White began her op-ed by noting that “no serious conservative” denied Trump’s right to challenge the results, but argued that his campaign has failed to provide concrete proof for its claims “and now seems bent on embarrassing, rather than vindicating, itself.”
To illustrate her point, White pointed to Thursday’s “outlandish” news conference. At the briefing, Trump’s personal attorney Rudy Giuliani and lawyer Sidney Powell asserted that the commander-in-chief still has a path to victory, but failed to provide any evidence of widespread electoral fraud.
The two lawyers suggested that the voting technology company Dominion Voting Systems influenced the race by boosting Democrat Joe Biden’s vote totals.
Giuliani and Powel also told the media that “massive influence of communist money through Venezuela, Cuba, and likely China” helped Biden win. Notably, Powel said that the late Venezuelan leader Hugo Chavez used Dominion Voting Systems to rig elections in his own country.
“These are deranged and unsubstantiated allegations that embarrass not just Trump but the entire Republican Party.”
“And the worst part is that many Republicans are allowing it to happen,” White continued, writing that two Republicans in Michigan’s Wayne County refused to certify the results after being pressured by those close to Trump.
She also noted that Republican lawmakers have expressed support for Trump’s refusal to concede, despite the fact that his legal efforts are all but certain to fail.
“This isn’t just ridiculous anymore; it’s dangerous.
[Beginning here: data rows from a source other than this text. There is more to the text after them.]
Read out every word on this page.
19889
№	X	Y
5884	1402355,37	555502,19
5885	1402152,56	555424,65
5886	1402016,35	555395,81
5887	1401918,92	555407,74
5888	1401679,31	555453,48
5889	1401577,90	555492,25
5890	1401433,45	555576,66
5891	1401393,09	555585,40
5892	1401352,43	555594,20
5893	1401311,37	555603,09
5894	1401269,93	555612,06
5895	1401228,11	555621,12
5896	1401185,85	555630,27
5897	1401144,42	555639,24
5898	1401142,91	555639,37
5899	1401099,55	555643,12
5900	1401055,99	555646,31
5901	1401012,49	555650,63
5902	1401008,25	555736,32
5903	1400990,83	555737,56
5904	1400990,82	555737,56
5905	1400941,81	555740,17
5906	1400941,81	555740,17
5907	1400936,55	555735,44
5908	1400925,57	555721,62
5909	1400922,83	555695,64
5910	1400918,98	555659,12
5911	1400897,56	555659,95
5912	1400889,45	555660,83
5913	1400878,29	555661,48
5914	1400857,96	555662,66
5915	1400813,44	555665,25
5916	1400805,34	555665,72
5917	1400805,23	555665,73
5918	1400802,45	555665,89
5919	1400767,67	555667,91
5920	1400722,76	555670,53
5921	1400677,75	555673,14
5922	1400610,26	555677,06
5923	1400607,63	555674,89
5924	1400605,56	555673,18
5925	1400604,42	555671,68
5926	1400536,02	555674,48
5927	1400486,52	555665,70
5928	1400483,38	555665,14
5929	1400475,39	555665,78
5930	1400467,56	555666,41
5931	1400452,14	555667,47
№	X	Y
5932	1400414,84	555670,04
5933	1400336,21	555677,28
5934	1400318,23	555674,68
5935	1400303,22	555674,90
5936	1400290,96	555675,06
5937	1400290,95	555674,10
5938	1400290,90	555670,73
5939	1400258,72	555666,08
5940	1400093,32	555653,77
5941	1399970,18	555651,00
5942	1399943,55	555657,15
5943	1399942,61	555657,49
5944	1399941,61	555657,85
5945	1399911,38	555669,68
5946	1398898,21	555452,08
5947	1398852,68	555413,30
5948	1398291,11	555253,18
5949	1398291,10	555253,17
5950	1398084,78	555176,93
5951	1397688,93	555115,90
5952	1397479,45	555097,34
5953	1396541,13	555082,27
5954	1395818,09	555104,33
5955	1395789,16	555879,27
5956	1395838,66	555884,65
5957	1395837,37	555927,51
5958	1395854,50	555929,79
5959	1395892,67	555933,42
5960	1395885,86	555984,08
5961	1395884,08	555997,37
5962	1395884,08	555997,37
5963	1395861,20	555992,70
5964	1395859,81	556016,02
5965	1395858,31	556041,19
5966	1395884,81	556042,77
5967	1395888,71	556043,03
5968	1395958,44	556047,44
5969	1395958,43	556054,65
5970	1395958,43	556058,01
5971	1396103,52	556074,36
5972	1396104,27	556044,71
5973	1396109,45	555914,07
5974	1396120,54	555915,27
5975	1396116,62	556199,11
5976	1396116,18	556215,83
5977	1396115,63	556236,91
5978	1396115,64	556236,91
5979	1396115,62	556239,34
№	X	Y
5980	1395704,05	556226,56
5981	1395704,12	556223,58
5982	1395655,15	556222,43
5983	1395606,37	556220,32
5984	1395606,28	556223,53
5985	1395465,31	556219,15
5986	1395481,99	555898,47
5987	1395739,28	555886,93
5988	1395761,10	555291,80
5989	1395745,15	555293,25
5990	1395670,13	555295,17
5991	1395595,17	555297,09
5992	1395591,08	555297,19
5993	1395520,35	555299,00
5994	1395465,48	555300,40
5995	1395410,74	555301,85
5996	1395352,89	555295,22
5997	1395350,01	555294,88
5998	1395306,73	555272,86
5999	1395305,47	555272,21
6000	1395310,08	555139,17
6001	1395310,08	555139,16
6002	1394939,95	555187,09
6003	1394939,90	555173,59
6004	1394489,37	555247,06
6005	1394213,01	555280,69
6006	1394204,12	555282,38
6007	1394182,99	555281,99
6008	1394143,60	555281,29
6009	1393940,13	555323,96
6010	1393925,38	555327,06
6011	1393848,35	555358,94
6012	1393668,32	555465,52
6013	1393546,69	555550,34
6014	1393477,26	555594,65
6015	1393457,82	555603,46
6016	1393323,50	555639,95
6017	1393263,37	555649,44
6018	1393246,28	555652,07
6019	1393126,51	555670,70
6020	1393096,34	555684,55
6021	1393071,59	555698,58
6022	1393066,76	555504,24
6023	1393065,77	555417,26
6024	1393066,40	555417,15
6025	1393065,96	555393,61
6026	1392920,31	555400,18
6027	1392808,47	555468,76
The president does not have the right or the authority to subvert the democratic process simply because he does not like its outcome,” White wrote.
White concluded the column by accusing the president and his allies of launching a “deliberate misinformation campaign aimed at convincing his base voters that they were robbed.”
As Fast Company reported, Trump’s legal team has made no significant progress in challenging the results. They have filed between 30 and 40 lawsuits in battleground states like Georgia, Arizona, Nevada, Michigan, Pennsylvania and Wisconsin, but judges have already thrown out most of them.
Nonetheless, in a recent Rasmussen Reports poll, 47 percent of respondents said that they believe it is likely that Democrats stole the election. Sixty-one percent of Republicans said it is “very likely” victory was stolen from Trump, while a strong majority of Democrats said the opposite.
In the same survey, 84 percent of Democrats said that Trump should concede the race, while a majority of their Republican counterparts disagreed.